Aklımda kurguladığım düşünceler gözümden bir damlanın dudağıma doğru yol almasına sebep oldu.Kapı hala çalıyordu.Allah aşkına bu saate kadar annemgilin evde olması gerekmiyor muydu?Yoksa eve gelmemişler miydi?Ani bir hareketle yataktan kalktım ve aşağı inip kapıya doğru koştum."Kim o?"diye seslendim kapının dışında her kim varsa.
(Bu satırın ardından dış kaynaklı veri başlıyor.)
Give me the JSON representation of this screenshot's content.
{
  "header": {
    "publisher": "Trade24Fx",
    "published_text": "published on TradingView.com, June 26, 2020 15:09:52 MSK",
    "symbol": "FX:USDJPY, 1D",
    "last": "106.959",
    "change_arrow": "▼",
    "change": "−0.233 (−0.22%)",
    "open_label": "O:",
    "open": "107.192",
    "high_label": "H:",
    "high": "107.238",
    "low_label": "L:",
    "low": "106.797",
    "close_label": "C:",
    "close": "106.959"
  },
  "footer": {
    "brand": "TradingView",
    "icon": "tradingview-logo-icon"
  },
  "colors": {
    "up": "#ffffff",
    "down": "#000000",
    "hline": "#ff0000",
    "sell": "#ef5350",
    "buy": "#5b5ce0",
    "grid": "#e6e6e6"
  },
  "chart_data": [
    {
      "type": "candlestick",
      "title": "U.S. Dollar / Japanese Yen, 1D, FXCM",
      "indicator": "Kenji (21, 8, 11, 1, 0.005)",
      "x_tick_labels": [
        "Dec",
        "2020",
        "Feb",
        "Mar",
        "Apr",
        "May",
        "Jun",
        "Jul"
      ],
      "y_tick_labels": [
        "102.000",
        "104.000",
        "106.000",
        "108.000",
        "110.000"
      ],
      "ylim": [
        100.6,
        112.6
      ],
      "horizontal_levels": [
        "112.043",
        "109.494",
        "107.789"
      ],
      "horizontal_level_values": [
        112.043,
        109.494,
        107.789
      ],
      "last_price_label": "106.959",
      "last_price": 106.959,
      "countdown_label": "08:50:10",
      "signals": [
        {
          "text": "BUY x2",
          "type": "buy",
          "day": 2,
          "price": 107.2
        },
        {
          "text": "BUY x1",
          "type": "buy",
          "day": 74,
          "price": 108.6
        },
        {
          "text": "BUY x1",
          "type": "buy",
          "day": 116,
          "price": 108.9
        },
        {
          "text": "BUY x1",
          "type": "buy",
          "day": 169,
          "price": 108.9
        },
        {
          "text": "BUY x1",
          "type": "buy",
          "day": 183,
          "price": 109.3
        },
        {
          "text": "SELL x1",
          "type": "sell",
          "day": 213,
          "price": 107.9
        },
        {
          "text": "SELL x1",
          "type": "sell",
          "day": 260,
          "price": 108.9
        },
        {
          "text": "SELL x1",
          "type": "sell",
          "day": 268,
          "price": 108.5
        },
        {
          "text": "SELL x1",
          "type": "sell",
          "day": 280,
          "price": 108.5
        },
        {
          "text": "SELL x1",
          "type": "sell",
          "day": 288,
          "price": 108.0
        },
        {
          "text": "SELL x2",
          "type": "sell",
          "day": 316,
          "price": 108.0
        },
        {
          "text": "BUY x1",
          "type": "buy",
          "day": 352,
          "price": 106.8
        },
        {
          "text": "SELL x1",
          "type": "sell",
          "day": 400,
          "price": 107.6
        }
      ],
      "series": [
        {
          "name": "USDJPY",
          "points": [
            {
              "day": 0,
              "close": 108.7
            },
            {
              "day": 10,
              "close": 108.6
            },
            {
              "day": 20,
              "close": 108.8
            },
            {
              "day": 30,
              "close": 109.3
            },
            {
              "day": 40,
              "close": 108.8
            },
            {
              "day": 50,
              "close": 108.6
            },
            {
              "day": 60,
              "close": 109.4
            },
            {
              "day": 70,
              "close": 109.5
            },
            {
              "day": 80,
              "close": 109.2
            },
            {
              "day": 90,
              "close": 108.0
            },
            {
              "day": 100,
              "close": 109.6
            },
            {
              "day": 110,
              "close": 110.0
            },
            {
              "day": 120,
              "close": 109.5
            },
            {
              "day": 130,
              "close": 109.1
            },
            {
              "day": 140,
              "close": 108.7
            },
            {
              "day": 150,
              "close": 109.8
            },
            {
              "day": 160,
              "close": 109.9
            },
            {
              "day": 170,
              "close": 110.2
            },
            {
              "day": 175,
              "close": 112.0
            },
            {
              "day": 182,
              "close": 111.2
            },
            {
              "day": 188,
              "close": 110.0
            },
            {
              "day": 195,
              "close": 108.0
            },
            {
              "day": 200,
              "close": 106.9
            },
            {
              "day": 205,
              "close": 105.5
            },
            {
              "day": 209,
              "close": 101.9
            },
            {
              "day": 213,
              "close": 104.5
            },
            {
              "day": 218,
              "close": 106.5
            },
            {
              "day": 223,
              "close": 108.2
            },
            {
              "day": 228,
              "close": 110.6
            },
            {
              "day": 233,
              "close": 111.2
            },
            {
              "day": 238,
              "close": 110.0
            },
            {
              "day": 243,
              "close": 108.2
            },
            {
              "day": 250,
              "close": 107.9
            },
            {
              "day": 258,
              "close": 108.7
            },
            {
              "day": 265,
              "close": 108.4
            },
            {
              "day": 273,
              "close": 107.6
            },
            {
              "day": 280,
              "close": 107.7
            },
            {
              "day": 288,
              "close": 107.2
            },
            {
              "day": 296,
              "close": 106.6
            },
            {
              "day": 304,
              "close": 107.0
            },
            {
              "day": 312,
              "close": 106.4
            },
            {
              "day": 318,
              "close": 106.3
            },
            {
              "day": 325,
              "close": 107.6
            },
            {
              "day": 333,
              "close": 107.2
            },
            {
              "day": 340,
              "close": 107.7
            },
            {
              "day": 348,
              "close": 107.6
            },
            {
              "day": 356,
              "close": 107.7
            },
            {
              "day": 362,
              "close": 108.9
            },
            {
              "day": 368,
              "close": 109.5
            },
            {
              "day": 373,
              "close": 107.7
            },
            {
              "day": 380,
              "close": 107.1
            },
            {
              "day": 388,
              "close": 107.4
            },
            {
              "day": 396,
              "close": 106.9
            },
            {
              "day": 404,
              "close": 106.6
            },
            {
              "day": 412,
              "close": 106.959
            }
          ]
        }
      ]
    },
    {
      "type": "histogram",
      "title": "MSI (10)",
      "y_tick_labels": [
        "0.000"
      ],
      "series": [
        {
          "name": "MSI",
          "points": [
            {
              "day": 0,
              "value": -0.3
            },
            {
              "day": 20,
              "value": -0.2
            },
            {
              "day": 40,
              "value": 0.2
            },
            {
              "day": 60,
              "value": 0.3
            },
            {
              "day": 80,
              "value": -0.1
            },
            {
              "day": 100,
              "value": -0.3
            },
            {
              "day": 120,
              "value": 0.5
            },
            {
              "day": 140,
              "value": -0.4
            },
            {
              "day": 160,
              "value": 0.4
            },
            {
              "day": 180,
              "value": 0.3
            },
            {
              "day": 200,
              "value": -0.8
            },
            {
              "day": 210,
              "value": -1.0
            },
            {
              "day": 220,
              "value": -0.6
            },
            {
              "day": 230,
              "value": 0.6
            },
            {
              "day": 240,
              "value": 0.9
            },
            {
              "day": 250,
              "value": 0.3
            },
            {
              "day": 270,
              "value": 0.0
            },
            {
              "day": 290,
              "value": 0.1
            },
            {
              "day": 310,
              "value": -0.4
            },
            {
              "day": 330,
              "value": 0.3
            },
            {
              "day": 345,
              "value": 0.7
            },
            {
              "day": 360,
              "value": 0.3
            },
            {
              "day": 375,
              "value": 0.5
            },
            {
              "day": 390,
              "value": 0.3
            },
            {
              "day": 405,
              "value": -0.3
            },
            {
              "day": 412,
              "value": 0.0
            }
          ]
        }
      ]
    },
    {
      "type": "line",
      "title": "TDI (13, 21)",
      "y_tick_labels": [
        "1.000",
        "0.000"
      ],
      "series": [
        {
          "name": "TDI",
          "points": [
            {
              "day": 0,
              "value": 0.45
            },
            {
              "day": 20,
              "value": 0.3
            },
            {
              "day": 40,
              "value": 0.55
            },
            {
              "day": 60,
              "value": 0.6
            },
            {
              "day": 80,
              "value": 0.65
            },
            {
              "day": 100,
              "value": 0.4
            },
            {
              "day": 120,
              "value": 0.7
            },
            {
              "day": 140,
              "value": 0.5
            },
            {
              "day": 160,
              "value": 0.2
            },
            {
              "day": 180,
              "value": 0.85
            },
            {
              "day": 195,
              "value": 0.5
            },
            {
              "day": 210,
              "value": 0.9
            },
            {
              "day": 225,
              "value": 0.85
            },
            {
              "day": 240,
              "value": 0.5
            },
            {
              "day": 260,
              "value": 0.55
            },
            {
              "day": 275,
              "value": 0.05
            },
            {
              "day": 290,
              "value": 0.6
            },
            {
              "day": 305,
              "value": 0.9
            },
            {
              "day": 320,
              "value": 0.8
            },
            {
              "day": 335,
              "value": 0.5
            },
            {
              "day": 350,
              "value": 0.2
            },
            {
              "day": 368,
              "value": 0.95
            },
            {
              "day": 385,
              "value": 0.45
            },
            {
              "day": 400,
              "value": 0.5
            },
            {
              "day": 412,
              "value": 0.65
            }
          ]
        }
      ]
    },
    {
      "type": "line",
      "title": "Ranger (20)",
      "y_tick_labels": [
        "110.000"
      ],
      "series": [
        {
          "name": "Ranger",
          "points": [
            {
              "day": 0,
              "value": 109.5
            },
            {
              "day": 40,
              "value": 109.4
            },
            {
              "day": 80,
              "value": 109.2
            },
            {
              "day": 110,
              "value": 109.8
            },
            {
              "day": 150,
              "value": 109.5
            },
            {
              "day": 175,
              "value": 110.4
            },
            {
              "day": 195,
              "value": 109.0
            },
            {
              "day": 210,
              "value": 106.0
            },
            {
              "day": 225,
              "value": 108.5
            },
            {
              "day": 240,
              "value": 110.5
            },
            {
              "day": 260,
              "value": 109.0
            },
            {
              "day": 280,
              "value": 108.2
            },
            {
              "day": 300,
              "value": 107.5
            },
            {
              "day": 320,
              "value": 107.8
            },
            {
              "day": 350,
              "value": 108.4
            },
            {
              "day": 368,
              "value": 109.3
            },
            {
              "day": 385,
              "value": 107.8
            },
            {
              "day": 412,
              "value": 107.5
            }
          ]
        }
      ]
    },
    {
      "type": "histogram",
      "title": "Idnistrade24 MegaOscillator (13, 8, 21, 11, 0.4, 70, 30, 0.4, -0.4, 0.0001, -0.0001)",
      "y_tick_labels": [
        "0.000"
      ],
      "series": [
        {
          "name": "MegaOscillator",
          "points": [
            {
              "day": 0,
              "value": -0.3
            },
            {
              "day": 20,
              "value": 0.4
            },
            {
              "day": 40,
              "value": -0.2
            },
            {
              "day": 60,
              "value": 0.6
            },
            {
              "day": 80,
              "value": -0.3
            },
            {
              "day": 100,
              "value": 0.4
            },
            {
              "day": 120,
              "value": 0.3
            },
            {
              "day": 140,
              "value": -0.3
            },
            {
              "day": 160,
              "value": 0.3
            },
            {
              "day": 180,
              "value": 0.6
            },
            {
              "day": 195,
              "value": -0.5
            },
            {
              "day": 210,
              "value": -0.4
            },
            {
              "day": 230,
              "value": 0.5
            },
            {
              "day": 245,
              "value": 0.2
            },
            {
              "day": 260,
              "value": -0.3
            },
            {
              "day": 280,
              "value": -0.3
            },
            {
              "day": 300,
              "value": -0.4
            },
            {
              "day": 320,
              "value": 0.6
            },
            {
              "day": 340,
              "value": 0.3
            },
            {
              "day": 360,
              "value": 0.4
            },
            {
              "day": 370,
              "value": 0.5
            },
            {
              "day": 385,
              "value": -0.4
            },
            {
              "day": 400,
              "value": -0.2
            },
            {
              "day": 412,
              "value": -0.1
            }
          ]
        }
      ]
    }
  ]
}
"Doğa aç kapıyı!"diye tanıdık boğuk bir ses işittim,bu ağabeyimdi..İyi de niye bu kadar geç kalmıştı?Kapıyı usulca açıp ardındaki ağabeyime baktım ve karşımda bir harabe gördüm.Ona ne olmuştu böyle?

"Doğa-"sözlerini tamamlayamadan dengesini kaybedip üzerime yığıldı.Onu zar zor kollarından tutup kaldırdım, koltuğa oturtum ve bende yanında yerimi aldım."Sarhoş musun sen?"diye sordum.Bana baygın baygın baktı.Evet kesinlikle sarhoştu.Bunu kızarmış aynı zamanda şişmiş gözlerinden ve leş gibi kokmasından anlamıştım.Ağabeyim,sık sık içerdi ama zevk almak içindi.Çünkü bir derdi yoktu.Ama ilk defa onu böyle kör kütük sarhoş olmuş bir şekilde görüyordum ve kızaran gözleri ağladığının belirtisiydi."Hı hı."dedi ve ben daha ne olduğunu anlamadan bana sarıldı.

"Doğa,anlıyorum.Seni şimdi anlıyorum.Kardeşim, beni affeder misin?"ağzından çıkan sözleri ilk önce algılamada güçlük çeksemde ne dediğini idrak ettiğimde gözlerimin faltaşı gibi açıldığını hissettim ama bunu sarhoşluğuna verdim ve konuşmaya çalıştım."N-ne neden bahsediyorsun Ateş?"dedim ve evet ona adıyla hitap ediyordum.